Sunday, September 12, 2010

Quran burning and US inconsistency

 Al-Jazeera

Why does the US government think burning Qurans is less civilised than drone attacks on civilian populations?

Barack Obama, the US president, has warned that threats to burn the Quran are a sure and effective way to swell the ranks of al-Qaeda. This may be true, but largely because such symbolic acts of ‘Islamophobia’ are widely viewed as verifying the perception that the US wars in Afghanistan and Iraq, along with its backing of Israel, are motivated by its hostility towards Muslims.

The previously unheard of pastor of a small Florida church may have scrapped his plan to publicly burn hundreds of Qurans on the ninth anniversary of the 9/11 attacks, but the threat alone has done untold damage to the already troubled relationship between the Muslim world and the West.

The US government’s reaction to the plan will not have gone unnoticed. But no matter how strong the words of condemnation, those on the receiving end of US occupation or air raids will be struck by the apparent inconsistency.

General David Petraeus, the US commander in Afghanistan, warned that burning the Quran could endanger the lives of US troops who might become the target of retribution. But why do Obama and Petraeus think that burning the Quran is any less civilised or more dangerous than their use of unmanned drones to target suspected Taliban or al-Qaeda fighters and the subsequent civilian casualties these attacks often entail?

Terry Jones, the pastor behind the planned Quran bonfire, may be insane, as some, including his own daughter, have suggested. But what excuse do sane and sophisticated people like Obama, Petraeus, and Robert Gates, the US secretary of defence, have?

Dehumanisation
In his Cairo speech, Obama attributed the blame for some of the misunderstanding between the West and the Muslim world to the acts of terrorism carried out by a minority of Muslims. “The attacks of September 11, 2001 and the continued efforts of these extremists to engage in violence against civilians has led some in my country to view Islam as inevitably hostile not only to America and Western countries, but also to human rights,” he said. But he totally glossed over the fact that before – just as after – 9/11, the US engaged in unjust wars against mainly Muslim countries – a threat that is more potent than any plan to burn Qurans.

If it were not for these wars and a history of US support for the Israeli occupation and dictators in the region, the threat to burn Qurans – as ugly and offensive as it clearly is – would not have been anything more than the act of a small-time minister searching for attention and obsessed with his own prejudices.

But in an atmosphere of ‘Islamophobia’ – fed by a mistrust and ignorance of Islam – and US wars against Muslim countries, the suggestion of a Quran-burning day becomes something much more significant.

It also reflects the general dehumanisation of Muslims and Arabs – particularly those who have been the victims of American and Israeli bombings – that has taken root, allowing some of the US public to become immune to the crimes committed by their own government or with their government’s backing.

Today, as Americans grieve the victims of the 9/11 attacks, it is important to recognise that sorrow is a shared universal sentiment that does not exclude religions or races.

In the weeks following 9/11, the American press devoted pages and air time to giving a human face to the victims of the attacks.
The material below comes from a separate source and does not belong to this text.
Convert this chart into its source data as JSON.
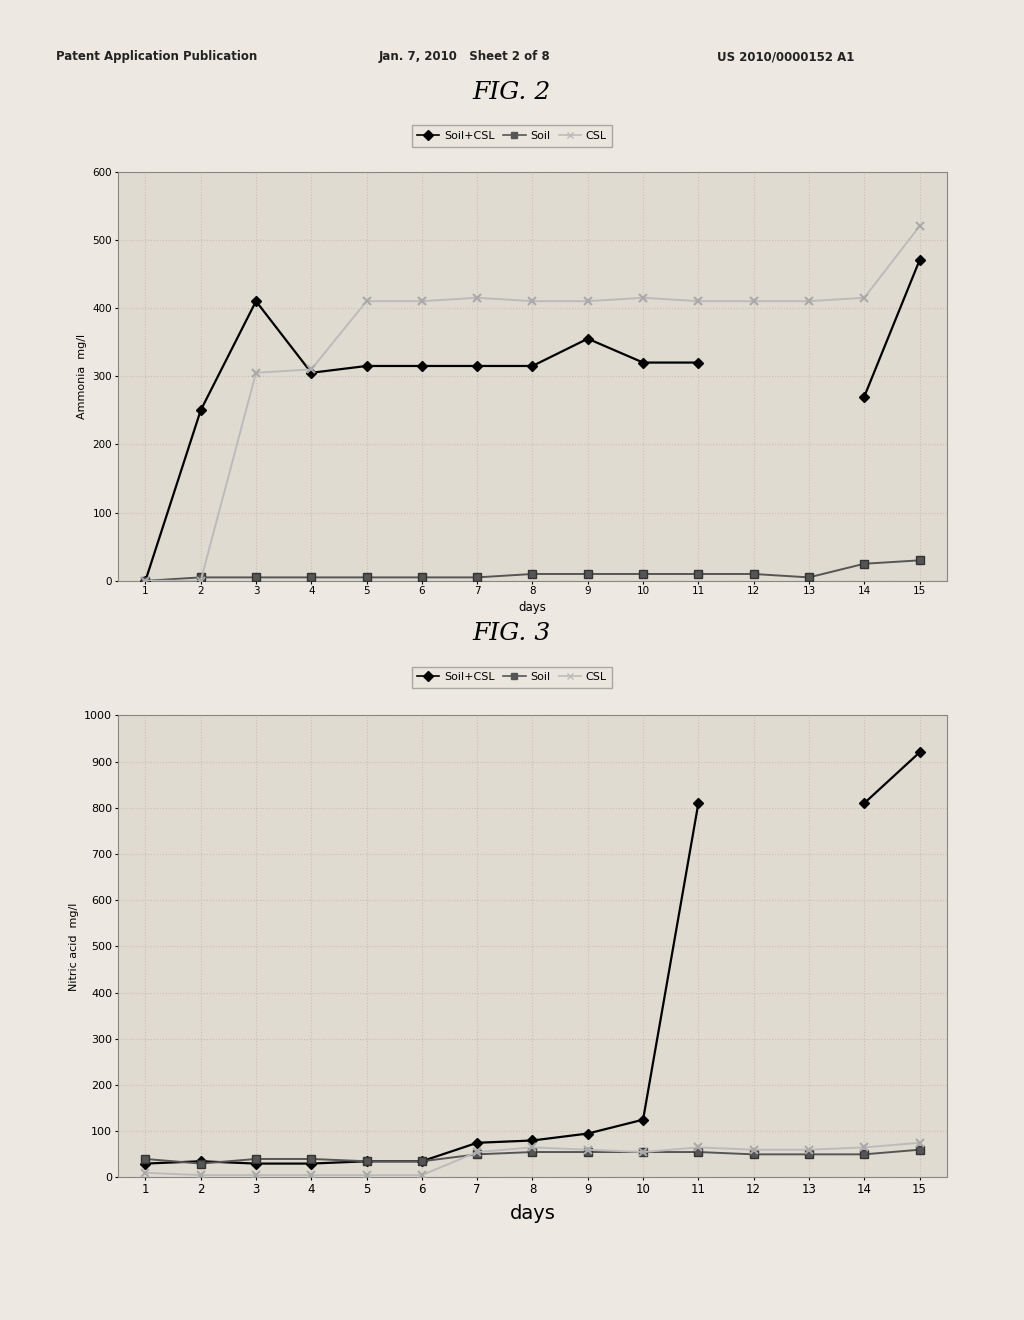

It is not realistic or even right to expect the American media to give the exact same treatment to the victims of US wars. But, until very recently, the US media rarely even questioned the wars in Afghanistan and Iraq and when it did, the questions asked rarely centred on the civilian deaths, which were at best seen as inevitable incidents of war and, at worst, as necessary collateral damage.

Such a mentality is more damaging in the long run than any individual threatening to burn the Quran, because it plants the seeds of dehumanisation.

In the words of Kathy Kelly, an American peace activist who is currently facing trial for ‘trespassing’ in a drone-manufacturing plant during an anti-war protest, the mainstream media “does little to help ordinary [Americans] … understand that the drones which hover over potential targets in Afghanistan, Pakistan and Yemen create small “ground zeroes” in multiple locales on an everyday basis”.